I've read somewhere (can't find it now) that expenses should be organized by the categories that the IRS defines. I assume I should at least do this. I also remember reading those categories and not seeing where the cost of tools went, I think there was a sub category for tool rental but not purchase of new tools. Again, from memory. Where can I find those categories? 

What about things I don't have a receipt for, like paying a kid down the street to mow the lawn and shovel snow? Total cost over the year was probably less than $200, in $20 increments. Paid Cash, no receipt. I take it this isn't deductible? 

Do I need to submit expenses broken down by house? Or all combined? If by house, then how to categorize things that apply to both houses like tool purchases or say, an umbrella policy?

Here's a big one... online purchase receipts. I don't want to print all these receipts out from emails. What do I do with all those receipts? Take screenshots and give them to the CPA in a zipfile?

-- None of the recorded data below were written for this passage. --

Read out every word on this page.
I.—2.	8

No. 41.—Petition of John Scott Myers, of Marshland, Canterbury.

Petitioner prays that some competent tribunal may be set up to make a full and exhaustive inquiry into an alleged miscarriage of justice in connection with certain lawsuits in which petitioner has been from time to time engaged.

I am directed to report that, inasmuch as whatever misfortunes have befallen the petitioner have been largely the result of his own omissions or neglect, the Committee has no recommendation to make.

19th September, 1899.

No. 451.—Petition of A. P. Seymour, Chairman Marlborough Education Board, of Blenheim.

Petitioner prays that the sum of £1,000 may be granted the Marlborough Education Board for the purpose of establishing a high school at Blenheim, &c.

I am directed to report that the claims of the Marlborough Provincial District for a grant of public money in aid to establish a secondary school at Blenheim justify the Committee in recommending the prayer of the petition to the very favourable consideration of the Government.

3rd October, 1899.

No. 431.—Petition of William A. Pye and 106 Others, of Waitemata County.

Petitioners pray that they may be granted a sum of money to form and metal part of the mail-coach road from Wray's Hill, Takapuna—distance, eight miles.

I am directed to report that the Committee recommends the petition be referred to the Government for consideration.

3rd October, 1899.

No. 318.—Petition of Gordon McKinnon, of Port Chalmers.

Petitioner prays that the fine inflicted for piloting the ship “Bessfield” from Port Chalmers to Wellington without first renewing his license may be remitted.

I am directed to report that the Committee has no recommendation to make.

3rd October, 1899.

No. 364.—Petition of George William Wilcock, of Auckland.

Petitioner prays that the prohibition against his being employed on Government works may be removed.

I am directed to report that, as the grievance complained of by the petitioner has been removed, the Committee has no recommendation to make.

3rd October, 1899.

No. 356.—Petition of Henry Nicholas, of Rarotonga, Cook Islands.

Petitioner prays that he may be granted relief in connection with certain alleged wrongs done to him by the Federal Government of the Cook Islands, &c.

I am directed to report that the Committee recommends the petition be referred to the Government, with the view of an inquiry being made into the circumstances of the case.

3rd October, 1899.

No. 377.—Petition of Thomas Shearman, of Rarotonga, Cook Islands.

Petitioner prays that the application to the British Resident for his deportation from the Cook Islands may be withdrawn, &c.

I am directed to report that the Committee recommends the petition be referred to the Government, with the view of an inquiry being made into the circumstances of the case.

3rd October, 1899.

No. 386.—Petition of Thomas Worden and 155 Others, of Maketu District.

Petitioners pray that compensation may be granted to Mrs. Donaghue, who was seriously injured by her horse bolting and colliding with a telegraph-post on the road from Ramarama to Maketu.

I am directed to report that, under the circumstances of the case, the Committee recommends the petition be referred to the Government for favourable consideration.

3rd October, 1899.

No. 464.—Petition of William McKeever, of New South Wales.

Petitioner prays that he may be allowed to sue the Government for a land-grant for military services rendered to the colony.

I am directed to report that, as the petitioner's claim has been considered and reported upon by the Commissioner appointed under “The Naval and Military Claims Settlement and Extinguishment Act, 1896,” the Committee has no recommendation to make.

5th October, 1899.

Capital Expenditure questions... I just gutted and rehabbed the entire house before tenant moved in, I assume ALL of that is capex? Of course there are other expenses like pest control, etc but as far as things that would normally be repair/maintenance, like plumbing parts to replace a leaking hot water heater hose, are now capex because they are part of a brand new hot water heater install or a bathroom remodel? It's a bit confusing. Will the tax person know better, and should I leave it to them to categorize which receipts as which expense type? This wouldn't always be obvious though with the cryptic names items are sometimes given on receipts. Hell I don't know what half the items are anymore when I look at the receipts. 

The whole depreciation thing... how/where is all of this stuff being tracked? Is there a form my CPA files that I get back which will tell me how much has been depreciated already and how much I can deduct for depreciation the next year? Seems like a LOT of crap to track... windows, hot water heaters, electrical panel work, bathroom remodel, kitchen remodel, etc. This just seems daunting to me to keep and track some sort of breakdown for each individual thing that needs to be depreciated over time. 

I've been keeping a mileage log for driving since I bought the houses. Every time I drive, I categorize my entry as personal, commute or business. I live 24 miles each way from the homes (they are right next door to each other). 99% of the time when I drive from home to the houses it's for rehab work, at least until I finish the second house. I am under the assumption that the drive from my house to the rental homes is considered a commute and is NOT tax deductible, is this correct? Os it it tax deductible under certain circumstances, say a tenant is locked out and I need to open the door? I know that my drive from the rental homes to Home Depot, etc it's considered business, but that's basically all I've been counting as business... drive from the rental house to anywhere for tools, materials etc. Just wondering what else is considered business. What if I leave from my own house to buy a used washing machine from craigslist, is that business? Is the washing machine a write off if I pay cash for it and get a hand written receipt? 

I just need a little help getting this all going, and making sure I don't piss off my CPA. Also, I'd like to get some sort of system in place to make this suck less next year. It sounds like a lot of extra work scanning receipts and labeling all that stuff digitally though. Does that really save any time from just going through a stack of receipts at the end of the year and adding them all up?